Alas, Gourmet Chip Company doesn't have a sampler. I ended up ordering The Cajun: Sweet Potato Crisps with smokey, sweet & spicy topping. The chips were made directly in front of me, topped with the secret mix of seasoning and some lime juice. They had quite a kick to them and were surprisingly not greasy. Since I was still pretty full from the cheesecake, I saved half of the chips for the next day, and they still were crispy!

The picture above on the right is of The Parisian: a woman sitting next to me asked if I'd like to try it, and I happily obliged, offering her a few of my chips. The Parisian had rosemary, thyme, goat cheese, white truffle spritz and sea salt. It was divine. These chips would be great for big parties...even something as fancy as a wedding!

Where do YOU snack when you are on vacation?

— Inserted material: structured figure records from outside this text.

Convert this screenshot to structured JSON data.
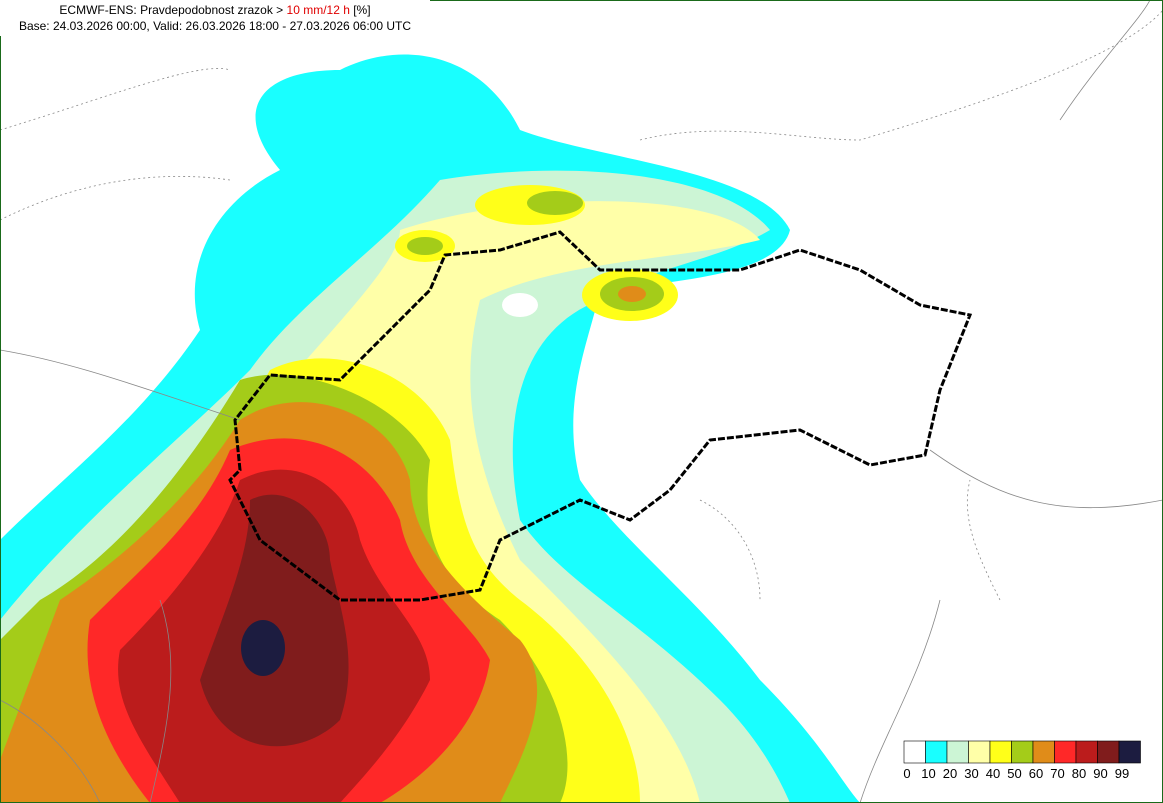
{
  "header": {
    "line1_prefix": "ECMWF-ENS: Pravdepodobnost zrazok > ",
    "line1_highlight": "10 mm/12 h",
    "line1_suffix": " [%]",
    "line2": "Base: 24.03.2026 00:00, Valid: 26.03.2026 18:00 - 27.03.2026 06:00 UTC"
  },
  "legend": {
    "items": [
      {
        "label": "0",
        "color": "#ffffff"
      },
      {
        "label": "10",
        "color": "#19ffff"
      },
      {
        "label": "20",
        "color": "#ccf5d5"
      },
      {
        "label": "30",
        "color": "#ffffa8"
      },
      {
        "label": "40",
        "color": "#ffff19"
      },
      {
        "label": "50",
        "color": "#a4cc19"
      },
      {
        "label": "60",
        "color": "#e08c19"
      },
      {
        "label": "70",
        "color": "#ff2828"
      },
      {
        "label": "80",
        "color": "#bb1c1c"
      },
      {
        "label": "90",
        "color": "#801c1c"
      },
      {
        "label": "99",
        "color": "#1c1c40"
      }
    ]
  }
}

Do you take advice of almost-strangers on where to eat? Please chime in!


Eating out in Asheville, NC: Dinner at The Market Place PLUS Recipe for Tomato Jam

Welcome to another "Eating out in Asheville, NC" post! Hope you are enjoying vicariously traveling to Asheville through reading my posts and looking at the photographs. If you've read the super long title of this blog post, you know that in the end I'll share a recipe for tomato jam...but you have to wait a while ;)

My first official meal in Asheville was at the Market Place Restaurant & Lounge.

From their website:

"We believe in the importance of working locally, not just using ingredients from our surrounding area, but also in our contribution to the community. The success of our restaurant has always been closely entwined with the health and progress of our community. For 30 years we have supported the arts, local-needs and education programs."

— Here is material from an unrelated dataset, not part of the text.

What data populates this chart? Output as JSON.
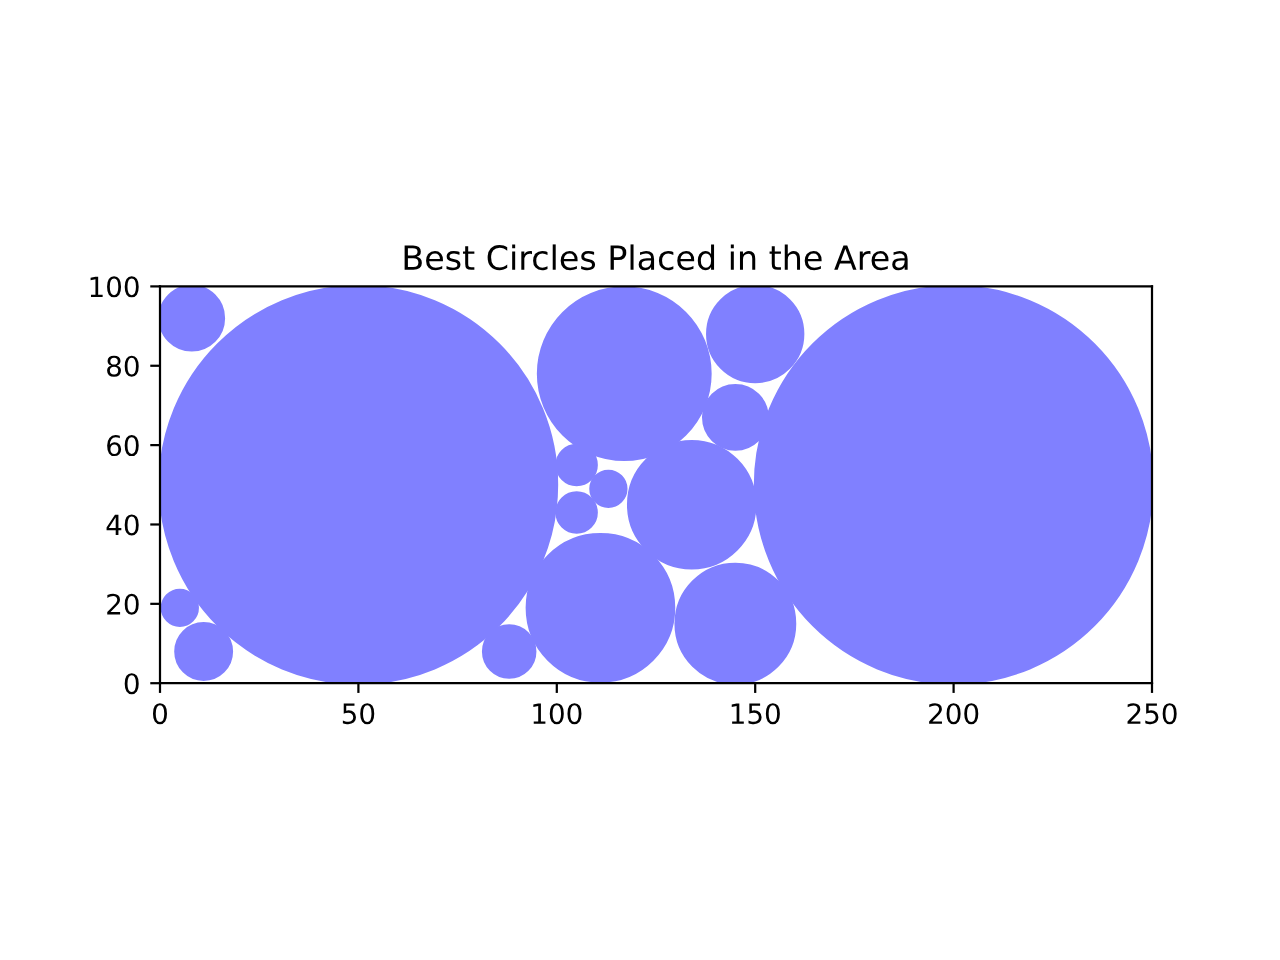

I decided to sit at the bar: this is NOT something I'm really good at. For some reason, bartenders don't chat me up. The same thing happens when I'm getting a haircut. I guess I don't look super friendly {shocker!}. I wish I would have brought a book. Oh well. I took my time looking at the menu, the dark yet inviting decor, and was happy to have live music in the background.

Patrick Fitzsimons
I started with a glass of local beer (sorry, can't remember the name), and also ordered two appetizers: corn cake with salsa and fried calamari & shrimp. I really liked both appetizers, but the salsa that came with the corn cake was somewhat bitter. I shared my thoughts with the bartender, and he said that the chef will come over and see if he could offer me something else.

That's when I met William Dissen. He offered me tomato jam and sweet chile sauce: I thought they were both incredible and asked William to share his recipe for tomato jam: and he did!!

I finished my meal and really liked how the check was presented: in a jar! I could not wait to get home and recreate the tomato jam in my own kitchen.

Tomato Jam
Recipe by William Dissen of Market Place Restaurant & Lounge
{I slightly rewrote the recipe to fit my format, but the ingredients and basic directions are the same}

1.5 pounds Roma tomatoes, pitted and chopped {I chopped mine in half, then sliced each half into three pieces and then each of those pieces into thirds again}
3/4 cup sugar
2 tablespoons lemon juice
1 tablespoon minced garlic
1 tablespoon minced ginger
1 teaspoon ground cumin
1 teaspoon salt
1 teaspoon ground black pepper
1 jalapeno, seeded and minced
1 tablespoon finely chopped thyme {my grocery store did not have fresh thyme, so I used 1 teaspoon of dry thyme}


1. In a small pot, combine all ingredients, other than thyme, and bring to a simmer.

2. Simmer, stirring occasionally until the mixture becomes a consistency of a thick jam. This will take about an hour.

3. Stir in thyme and adjust for salt and pepper if necessary.

4. Allow the jam to cool and refrigerate.

This was an incredibly simple recipe to make, yet the flavors are vibrant and strong. I should have doubled the recipe, because two days later there is almost nothing of the jam left. I ate it with crackers and also mixed it with Greek yogurt and some cilantro and red onions for breakfast.

Thank you, William, for sharing this recipe with me and my readers.